Martin Scorsese was on hand to take part in the ceremony re-naming the pavilion’s conference and panel space, "The Roger Ebert Conference Center," leading an array of well-wishers that included Cannes fest head Thierry Fremaux, filmmaker Paul Cox, critics and writers Pierre Rissient, Kenneth Turan, and Anne Thompson, distributors Michael Barker & Tom Bernard from Sony Pictures Classics, and fest heads include Gary Meyer and Julie Huntsinger from Ebert's beloved Telluride Film Festival.
In a red ribbon cutting ceremony, Scorsese introduced “his old friend” who he thanked for his critiques, saying, “[you’ve] done so much for movies and the people who make movies.” And Ebert thanked Scorsese and the sizeable crowd and photographers who braved the rain at the seaside American Pavilion, one of many tents at the festival’s International Village.
““Over the years I have enjoyed the opportunity to participate in many panels and interviews here at the American Pavilion trying to figure out who is more fun to interview, Tommy Lee Jones or Harvey Weinstein,” commented Ebert speaking through the electronic device he uses to communicate. His bout with cancer has left him unable to talk, yet he continues to write and is writing online daily during the Cannes Film Festival.

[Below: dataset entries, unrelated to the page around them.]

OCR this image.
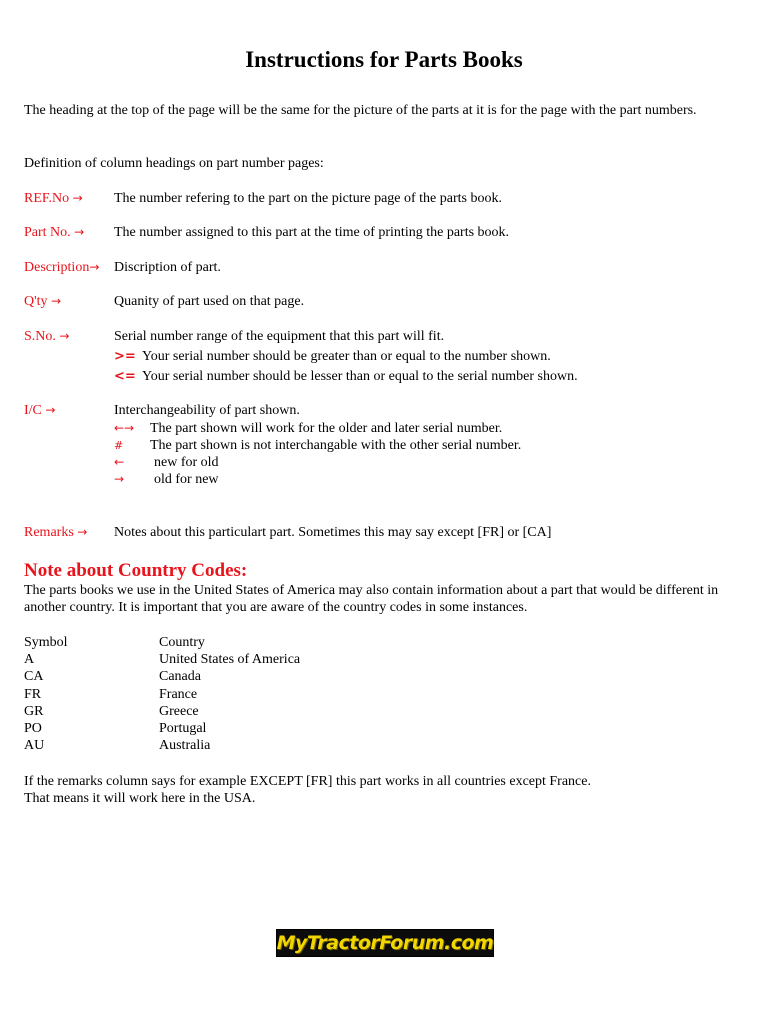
Instructions for Parts Books

The heading at the top of the page will be the same for the picture of the parts at it is for the page with the part numbers.

Definition of column headings on part number pages:

REF.No → The number refering to the part on the picture page of the parts book.
Part No. → The number assigned to this part at the time of printing the parts book.
Description→ Discription of part.
Q'ty →	Quanity of part used on that page.
S.No. →	Serial number range of the equipment that this part will fit.
>= Your serial number should be greater than or equal to the number shown.
<= Your serial number should be lesser than or equal to the serial number shown.
I/C →	Interchangeability of part shown.
←→ The part shown will work for the older and later serial number.
# The part shown is not interchangable with the other serial number.
← new for old
→ old for new
Remarks → Notes about this particulart part. Sometimes this may say except [FR] or [CA]
Note about Country Codes:

The parts books we use in the United States of America may also contain information about a part that would be different in another country. It is important that you are aware of the country codes in some instances.

Symbol	Country
A	United States of America
CA	Canada
FR	France
GR	Greece
PO	Portugal
AU	Australia

If the remarks column says for example EXCEPT [FR] this part works in all countries except France.

That means it will work here in the USA.

MyTractorForum.com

"I want things to stay the way they always were," Ebert begins, in yesterday's post from the festival. "This is insane, because they weren't that way in the first place. I see friends who have grown older, and want them to grow younger. In Cannes, I look around and see a new building where an old one was. A new franchise store where once there was a bookshop, or a little cafe, or a woman who thought she could make a living selling flowers. Here was a store where I bought my papers every morning, and Tintin comics so I could improve my reading French. Now it is a Häagen-Dazs, which has splendid ice cream but is a company name made of words in no known language..."

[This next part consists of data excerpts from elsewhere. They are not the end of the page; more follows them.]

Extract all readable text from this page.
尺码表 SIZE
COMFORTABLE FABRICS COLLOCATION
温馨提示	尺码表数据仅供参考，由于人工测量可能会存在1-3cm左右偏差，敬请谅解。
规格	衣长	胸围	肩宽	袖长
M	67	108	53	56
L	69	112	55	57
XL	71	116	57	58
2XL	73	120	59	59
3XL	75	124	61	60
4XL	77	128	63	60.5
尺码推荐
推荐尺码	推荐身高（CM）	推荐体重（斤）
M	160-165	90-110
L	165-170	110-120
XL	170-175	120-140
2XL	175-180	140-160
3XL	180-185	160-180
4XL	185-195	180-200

The new Roger Ebert Conference Center welcomed Francis Ford Coppola, in Cannes for his latest film, “Tetro,” on Friday afternoon in the venue, while the heads of Sundance and many others will take part in a host of intimate panels and discussions throughout the Cannes Film Festival, including the American Directors in Cannes discussion tomorrow morning at 10 a.m., reviving the tradition of an annual panel that was regularly hosted by Ebert.